The Other Party Has Created an Emergency by Shutting Off Access to Funds, Secreting Assets or Otherwise Creating an Uneven Financial Playing Field.  The “Terrorist Scenario.”  Barbara was a homemaker with three children in elementary school.  When she confronted her husband with her suspicions that he was having an affair, he responded by cancelling the family credit cards, closing the joint checking accounts, and taking back the company car she drove.  Barbara had no choice but to involve the courts to ensure she had sufficient funds to take care of the children and herself and restore stability until the divorce was resolved.  In this very upsetting scenario, continuing to wait and hope for the best could be very detrimental to Barbara’s  cause since a “new” reality would have been quickly established.

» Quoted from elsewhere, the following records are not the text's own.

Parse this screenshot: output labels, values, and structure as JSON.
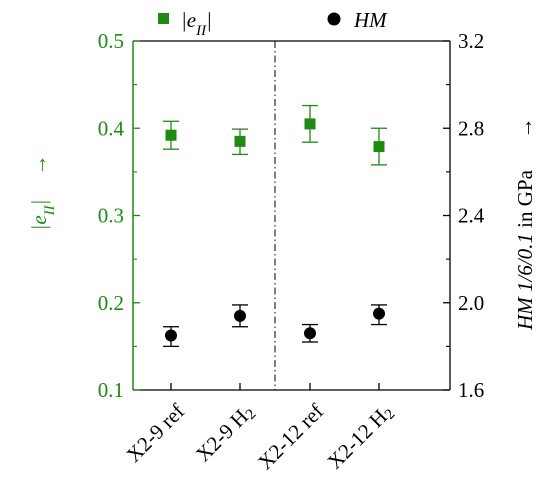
{
  "colors": {
    "left": "#1f8a12",
    "right": "#000000"
  },
  "chart_data": {
    "type": "scatter",
    "categories": [
      "X2-9 ref",
      "X2-9 H2",
      "X2-12 ref",
      "X2-12 H2"
    ],
    "category_labels": [
      {
        "base": "X2-9 ref",
        "sub": ""
      },
      {
        "base": "X2-9 H",
        "sub": "2"
      },
      {
        "base": "X2-12 ref",
        "sub": ""
      },
      {
        "base": "X2-12 H",
        "sub": "2"
      }
    ],
    "legend": [
      {
        "marker": "square",
        "label_pre": "|e",
        "label_sub": "II",
        "label_post": "|"
      },
      {
        "marker": "circle",
        "label_pre": "HM",
        "label_sub": "",
        "label_post": ""
      }
    ],
    "left_axis": {
      "ylim": [
        0.1,
        0.5
      ],
      "ticks": [
        "0.1",
        "0.2",
        "0.3",
        "0.4",
        "0.5"
      ],
      "title_pre": "|e",
      "title_sub": "II",
      "title_post": "|",
      "arrow": "→"
    },
    "right_axis": {
      "ylim": [
        1.6,
        3.2
      ],
      "ticks": [
        "1.6",
        "2.0",
        "2.4",
        "2.8",
        "3.2"
      ],
      "title_italic": "HM 1/6/0.1",
      "title_rest": " in GPa",
      "arrow": "→"
    },
    "series": [
      {
        "axis": "left",
        "marker": "square",
        "values": [
          0.392,
          0.385,
          0.405,
          0.379
        ],
        "err_low": [
          0.016,
          0.015,
          0.021,
          0.021
        ],
        "err_high": [
          0.016,
          0.014,
          0.021,
          0.021
        ]
      },
      {
        "axis": "right",
        "marker": "circle",
        "values": [
          1.85,
          1.94,
          1.86,
          1.95
        ],
        "err_low": [
          0.05,
          0.05,
          0.04,
          0.05
        ],
        "err_high": [
          0.04,
          0.05,
          0.04,
          0.04
        ]
      }
    ],
    "separator": {
      "between": [
        1,
        2
      ],
      "style": "dash-dot"
    },
    "grid": false
  }
}
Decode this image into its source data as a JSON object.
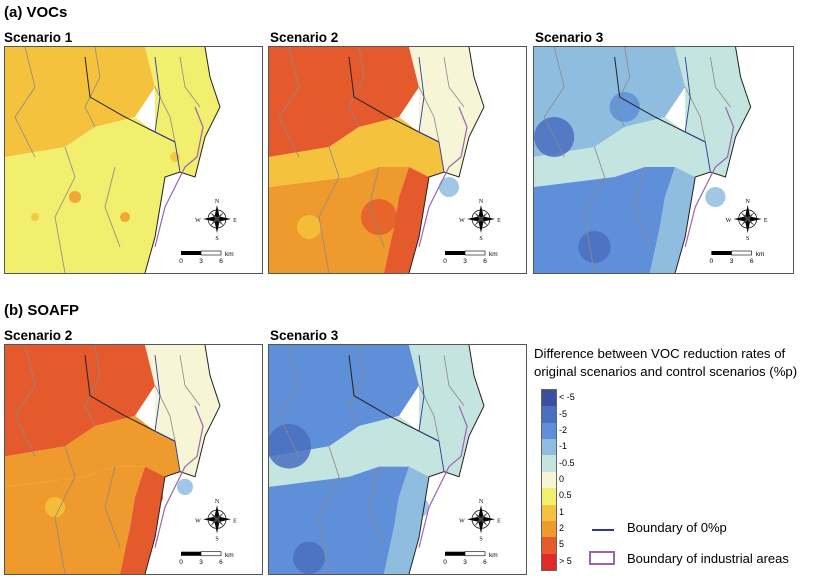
{
  "sections": {
    "a": "(a) VOCs",
    "b": "(b) SOAFP"
  },
  "panels": [
    {
      "id": "a1",
      "title": "Scenario 1"
    },
    {
      "id": "a2",
      "title": "Scenario 2"
    },
    {
      "id": "a3",
      "title": "Scenario 3"
    },
    {
      "id": "b2",
      "title": "Scenario 2"
    },
    {
      "id": "b3",
      "title": "Scenario 3"
    }
  ],
  "scale_bar": {
    "ticks": [
      "0",
      "3",
      "6"
    ],
    "unit": "km"
  },
  "compass": {
    "n": "N",
    "s": "S",
    "e": "E",
    "w": "W"
  },
  "chart_data": {
    "type": "heatmap",
    "legend_title": "Difference between VOC reduction rates of original scenarios and control scenarios (%p)",
    "color_classes": [
      {
        "label": "< -5",
        "color": "#3a4fa0"
      },
      {
        "label": "-5",
        "color": "#4a6fc0"
      },
      {
        "label": "-2",
        "color": "#5f8fd8"
      },
      {
        "label": "-1",
        "color": "#8fbde0"
      },
      {
        "label": "-0.5",
        "color": "#c4e4e0"
      },
      {
        "label": "0",
        "color": "#f6f6d6"
      },
      {
        "label": "0.5",
        "color": "#f2ee6e"
      },
      {
        "label": "1",
        "color": "#f4c23c"
      },
      {
        "label": "2",
        "color": "#ef9a2c"
      },
      {
        "label": "5",
        "color": "#e55a2c"
      },
      {
        "label": "> 5",
        "color": "#e02a2a"
      }
    ],
    "boundaries": [
      {
        "label": "Boundary of 0%p",
        "color": "#2c3a9e"
      },
      {
        "label": "Boundary of industrial areas",
        "color": "#9b64b0"
      }
    ]
  }
}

The Other Party Has Significant, Enduring Mental Health or Addiction Issues.  “The Addict.”  Michelle’s  husband  had an uncontrolled alcohol problem about which he was in denial.  Although he was a good parent when he was sober, at regular intervals he would drink to excess and then would be neglectful and even put the children at risk.  However, he refused to acknowledge that Michelle had any reason for concern.  Michelle ultimately decided that a judge would have to tell her husband what the parenting arrangements would be and how he was to act with the children while they were in his custody.   Sometimes a person who is dealing with a spouse or partner with mental illness or drug/alcohol addiction is slow to act and may unintentionally put their children in harm’s way.

Making your individual decision will require that you put in perspective what is going on around you and prioritize what is most important to you.  Remember that there are many resources to help you re-establish normalcy in your life and the lives of your children.   If you are struggling with a circumstance that sounds like one of the above scenarios, consulting an experienced attorney who can provide you with guidance and options can put you on the right path to a better future for yourself and your children.